George Bush’s book explains why he opted to continue reading to Florida schoolchildren after being told of the 9/11 attacks.
On the fateful September day nine years ago, Bush’s first inkling of the unfolding tragedy came as he walked into a classroom in Florida to read to a group of young children.
“On the short walk from the motorcade to the classroom, Karl Rove mentioned that an airplane had crashed into the World Trade Centre. That sounded strange. I envisioned a little propeller plane horribly lost,” writes Bush.
But then his national security adviser, Condoleezza Rice, called to tell him that what he thinks is a small plane is actually a commercial airliner.
“I was stunned. That plane must have had the worst pilot in the world. How could he possibly have flown into a skyscraper on a clear day? Maybe he had a heart attack,” writes Bush.
The president may have been stunned, but it did not stop him going ahead with the school visit. Then came the scene that astonished the rest of the world almost as much as the attacks themselves.
A presidential aide, Andrew Card, tells Bush that a second plane has hit. The president looks as though he has been paralysed by shock. For seven minutes he sits there before a group of children, immobile while America was under attack.
But Bush says he was thinking.
“I looked at the faces of the children in front of me. I thought about the contrast between the brutality of the attacks and the innocence of those children. Millions like them would soon be counting on me to protect them. I was determined not to let them down,” Bush writes.
“The reading lesson continued, but my mind raced far from the classroom. Who could have done this? How bad was the damage? What did the government need to do?”
Bush finally leaves the class and is ushered into another room to watch TV coverage of the attacks. The president’s first impulse is to get on television himself.
“I watched in horror as the footage of the second plane hitting the south tower replayed in slow motion. The huge fireball and explosion of smoke were worse than I had imagined. The country would be shaken, and I needed to get on TV right away,” he says.
He drafted a few words longhand and duly appeared to begin: “Ladies and gentlemen, this is a difficult moment for America …”
What followed was almost as damaging to Bush in the immediate aftermath of 9/11 as his stunned appearance at the school. The president disappeared into the sky on Air Force One and was not heard from by ordinary Americans for hours as the full horror of the assault unfolded.
Bush says he was settling into his seat as news of the third plane crash, at the Pentagon, came in. “My blood was boiling. We were going to find out who did this, and kick their ass.” Then he prayed.
Bush remained in the air for hours, giving orders to his vice-president, Dick Cheney, at the White House. That decision was controversial as it made the president look as if he was in hiding or was not safe in his country’s capital.

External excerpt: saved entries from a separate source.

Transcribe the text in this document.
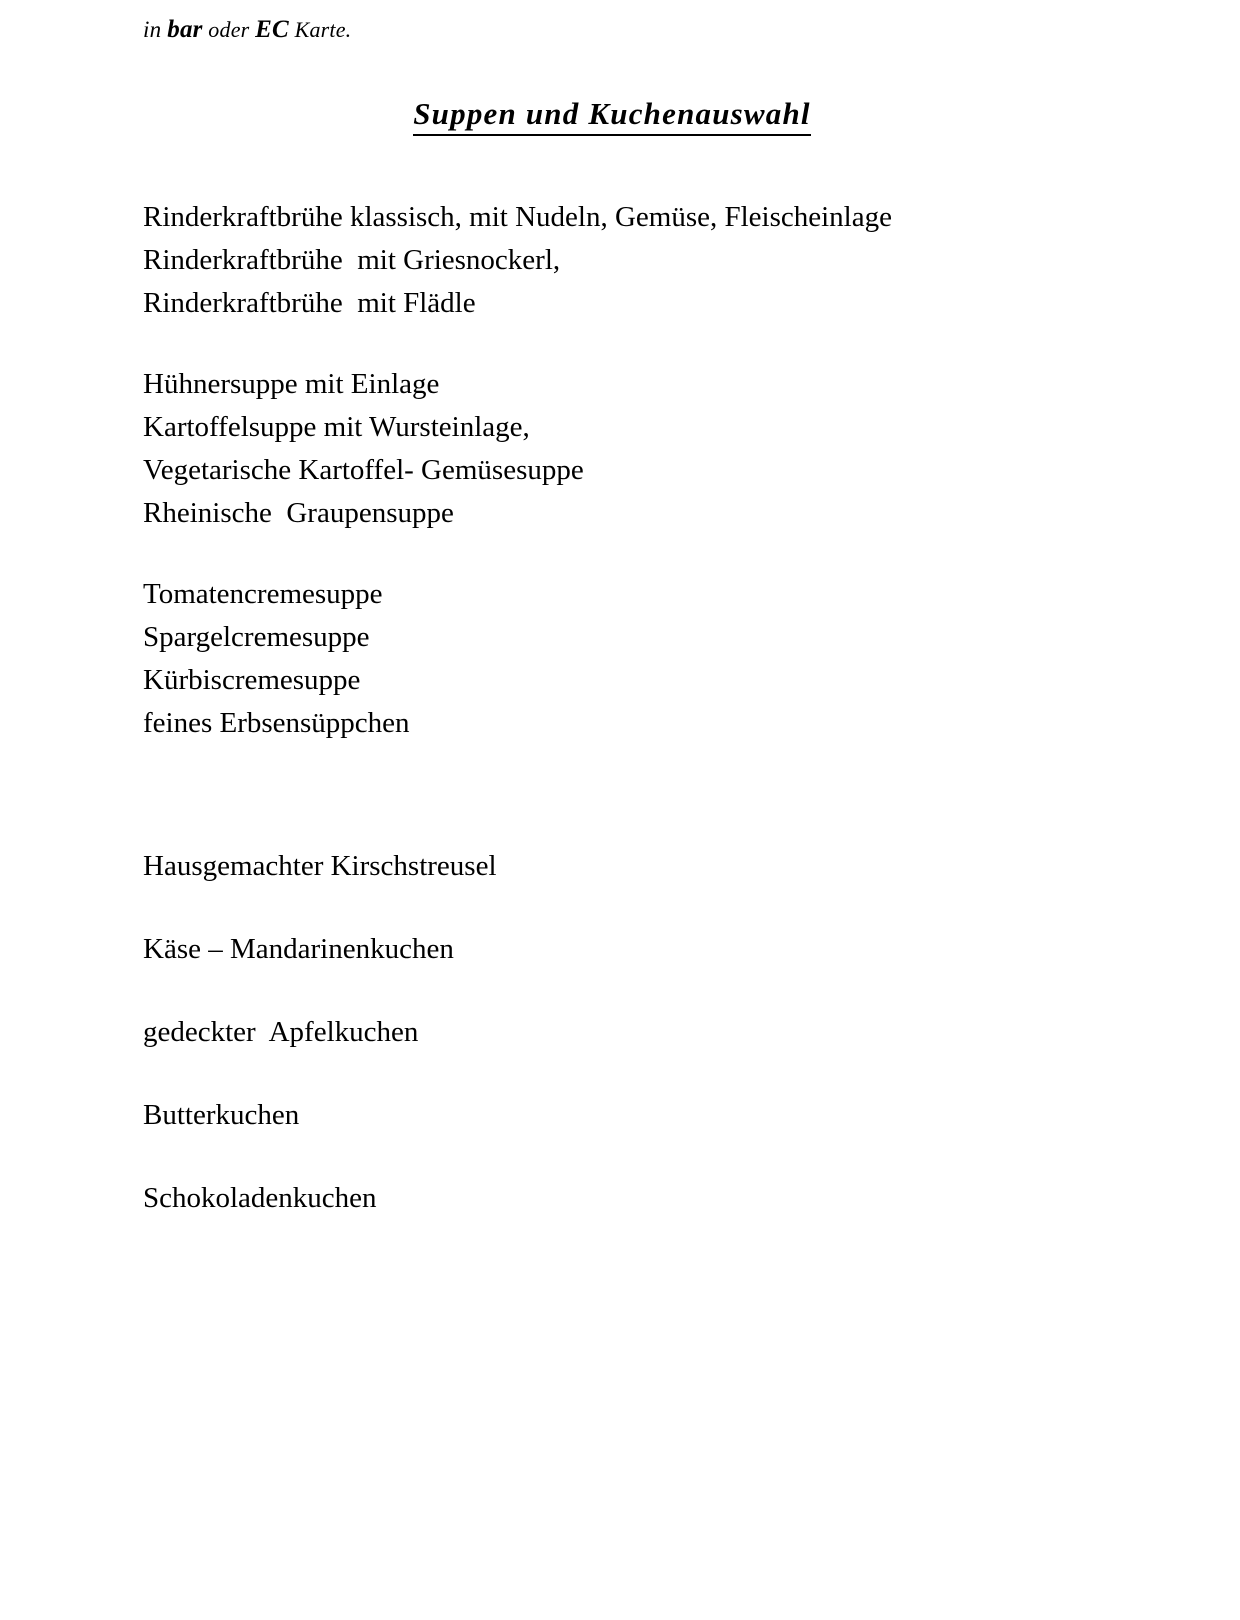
in bar oder EC Karte.
Suppen und Kuchenauswahl
Rinderkraftbrühe klassisch, mit Nudeln, Gemüse, Fleischeinlage
Rinderkraftbrühe  mit Griesnockerl,
Rinderkraftbrühe  mit Flädle
Hühnersuppe mit Einlage
Kartoffelsuppe mit Wursteinlage,
Vegetarische Kartoffel- Gemüsesuppe
Rheinische  Graupensuppe
Tomatencremesuppe
Spargelcremesuppe
Kürbiscremesuppe
feines Erbsensüppchen
Hausgemachter Kirschstreusel
Käse – Mandarinenkuchen
gedeckter  Apfelkuchen
Butterkuchen
Schokoladenkuchen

Bush says that he ordered the plane to return to Washington but he was overruled by the secret service and political aides. Eventually it flew to an air force base in Louisiana and then to a military base in Nebraska.

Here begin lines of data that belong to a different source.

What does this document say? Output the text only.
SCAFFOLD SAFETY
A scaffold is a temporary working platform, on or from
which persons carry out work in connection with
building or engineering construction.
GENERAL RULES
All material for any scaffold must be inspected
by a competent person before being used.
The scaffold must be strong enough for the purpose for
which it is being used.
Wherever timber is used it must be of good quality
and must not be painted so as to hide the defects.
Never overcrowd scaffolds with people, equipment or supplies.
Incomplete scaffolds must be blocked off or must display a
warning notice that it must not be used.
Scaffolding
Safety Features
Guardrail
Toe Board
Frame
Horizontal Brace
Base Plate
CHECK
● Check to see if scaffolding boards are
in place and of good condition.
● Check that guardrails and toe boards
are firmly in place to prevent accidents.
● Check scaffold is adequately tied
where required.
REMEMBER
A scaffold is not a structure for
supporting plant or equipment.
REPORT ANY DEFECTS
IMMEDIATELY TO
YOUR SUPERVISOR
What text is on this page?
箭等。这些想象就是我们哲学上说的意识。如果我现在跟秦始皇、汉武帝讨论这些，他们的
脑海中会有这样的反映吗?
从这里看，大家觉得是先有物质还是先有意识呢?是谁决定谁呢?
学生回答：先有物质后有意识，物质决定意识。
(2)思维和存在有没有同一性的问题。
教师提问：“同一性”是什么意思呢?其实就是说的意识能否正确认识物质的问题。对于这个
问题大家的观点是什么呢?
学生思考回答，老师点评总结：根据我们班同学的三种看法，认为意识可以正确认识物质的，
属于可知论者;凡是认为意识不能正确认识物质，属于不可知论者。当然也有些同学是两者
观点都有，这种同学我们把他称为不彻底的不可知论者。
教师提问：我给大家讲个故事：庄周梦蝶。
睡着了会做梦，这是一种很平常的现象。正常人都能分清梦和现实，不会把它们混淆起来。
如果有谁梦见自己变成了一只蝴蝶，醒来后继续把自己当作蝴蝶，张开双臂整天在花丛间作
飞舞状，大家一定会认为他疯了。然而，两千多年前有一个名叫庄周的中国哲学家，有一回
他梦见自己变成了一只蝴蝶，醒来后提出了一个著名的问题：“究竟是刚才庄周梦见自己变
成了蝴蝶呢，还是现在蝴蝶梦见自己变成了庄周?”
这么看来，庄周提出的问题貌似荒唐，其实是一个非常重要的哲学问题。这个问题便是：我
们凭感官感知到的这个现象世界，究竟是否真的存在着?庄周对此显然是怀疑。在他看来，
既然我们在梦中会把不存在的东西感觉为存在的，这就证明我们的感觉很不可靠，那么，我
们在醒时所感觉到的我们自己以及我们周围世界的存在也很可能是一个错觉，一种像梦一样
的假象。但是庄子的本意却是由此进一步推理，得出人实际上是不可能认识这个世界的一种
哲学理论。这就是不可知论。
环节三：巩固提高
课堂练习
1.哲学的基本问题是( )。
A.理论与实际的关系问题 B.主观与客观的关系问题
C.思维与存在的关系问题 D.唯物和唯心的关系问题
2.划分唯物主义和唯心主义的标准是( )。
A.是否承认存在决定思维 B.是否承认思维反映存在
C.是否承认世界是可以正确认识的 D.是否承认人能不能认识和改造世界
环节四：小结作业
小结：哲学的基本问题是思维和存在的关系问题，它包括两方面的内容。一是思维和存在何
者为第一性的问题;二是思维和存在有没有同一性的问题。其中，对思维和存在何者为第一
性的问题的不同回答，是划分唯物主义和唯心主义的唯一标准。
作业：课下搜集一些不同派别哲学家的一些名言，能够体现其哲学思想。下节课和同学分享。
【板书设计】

But then came a decision Bush had never imagined he would have to make. A fourth plane was headed toward Washington. The president ordered that it be shot down by American fighter aircraft.
“Hijacked planes were weapons of war. Despite the agonising costs, taking one out could save countless lives on the ground. I had just made my first decision as a wartime commander in chief,” Bush writes.
Then news came of the fourth plane having gone down in Pennsylvania. “Did we shoot it down, or did it crash?” Bush asked. “Nobody knew. I felt sick to my stomach. Had I ordered the death of those innocent Americans?”
Only later did Bush learn that the plane had crashed after the passengers charged the hijackers in the cockpit.
The president says that one of the hardest things was following what was actually going on in his country that day. Air Force One had no satellite television and so would have to pick up local television stations as it flew over.
“After a few minutes on any given station, the screen would dissolve into static. I caught enough of a glimpse of the coverage to understand the horror of what the American people were watching. Stranded people were jumping to their deaths from the top floors of the World Trade Centre towers,” he writes.
Bush returned to Washington with a clear sense that the enemy had to be confronted, but no certainty as to how to do it or even how to rally his own country.
“There is no textbook on how to steady a nation rattled by a faceless enemy,” the former president writes.
“I relied on instincts and background. My west Texas optimism helped me project confidence.
“Occasionally I spoke a little too bluntly, such as when I said I wanted Bin Laden ‘dead or alive’,” he added.